I have no idea what it does to the bitrate as I always test settings with 2pass vbr.

I've done a dozens of test encode on clean source testing the different aq-modes and none of them were able to perform as they claim to (all tests on Blade Runner 2049). The only thing that can match the input as close as possible is aq-mode 1 with high values of psy-rd and psy-rdoq
Yes, and I use aq-mode 1 when try that as well, but when you do 3-4Mbps encodes for 1080p, trying to match the input as close as possible might not produce the most enjoyable image. I haven't really decided yet which version I thought looked best between 1 & 4.

benwaggoner
1st March 2022, 18:23
I have no idea what it does to the bitrate as I always test settings with 2pass vbr.
Which is really the only good way to do it. A parameter change that increases bitrate and increases quality is a lot harder to evaluate in CRF mode.
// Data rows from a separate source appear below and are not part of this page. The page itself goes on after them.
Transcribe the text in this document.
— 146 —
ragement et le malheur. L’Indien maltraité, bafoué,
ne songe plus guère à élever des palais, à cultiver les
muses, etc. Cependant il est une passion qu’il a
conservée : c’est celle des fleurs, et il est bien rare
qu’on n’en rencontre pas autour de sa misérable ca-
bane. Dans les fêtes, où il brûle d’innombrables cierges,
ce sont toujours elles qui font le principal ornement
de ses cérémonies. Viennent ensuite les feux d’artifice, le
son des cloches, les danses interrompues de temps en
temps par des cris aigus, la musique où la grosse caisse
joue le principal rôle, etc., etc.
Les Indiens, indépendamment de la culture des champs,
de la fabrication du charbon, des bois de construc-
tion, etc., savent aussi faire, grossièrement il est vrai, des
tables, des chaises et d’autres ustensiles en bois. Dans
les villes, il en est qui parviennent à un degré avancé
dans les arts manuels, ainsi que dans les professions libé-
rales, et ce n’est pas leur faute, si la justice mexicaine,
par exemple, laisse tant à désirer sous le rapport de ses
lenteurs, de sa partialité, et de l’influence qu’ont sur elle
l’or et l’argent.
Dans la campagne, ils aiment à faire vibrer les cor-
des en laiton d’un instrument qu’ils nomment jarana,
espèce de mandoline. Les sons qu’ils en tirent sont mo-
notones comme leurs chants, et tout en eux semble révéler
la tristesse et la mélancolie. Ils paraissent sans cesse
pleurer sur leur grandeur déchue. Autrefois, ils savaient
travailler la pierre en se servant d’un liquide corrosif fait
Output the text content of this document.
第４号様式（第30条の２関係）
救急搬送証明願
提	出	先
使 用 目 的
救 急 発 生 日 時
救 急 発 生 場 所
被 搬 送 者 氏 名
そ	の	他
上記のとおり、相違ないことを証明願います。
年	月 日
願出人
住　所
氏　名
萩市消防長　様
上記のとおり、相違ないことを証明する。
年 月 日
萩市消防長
With 2-pass VBR, you're always comparing at a fixed ABR so all you are evaluating are the quality differences.

rwill
2nd March 2022, 09:23
Arguing about x265 AQ-Modes is like arguing about the prostheses used at the special olympics. Please just stop.

benwaggoner
4th March 2022, 00:42
Arguing about x265 AQ-Modes is like arguing about the prostheses used at the special olympics. Please just stop.
This is Doom9. It is for arguing about aq-modes :sly:!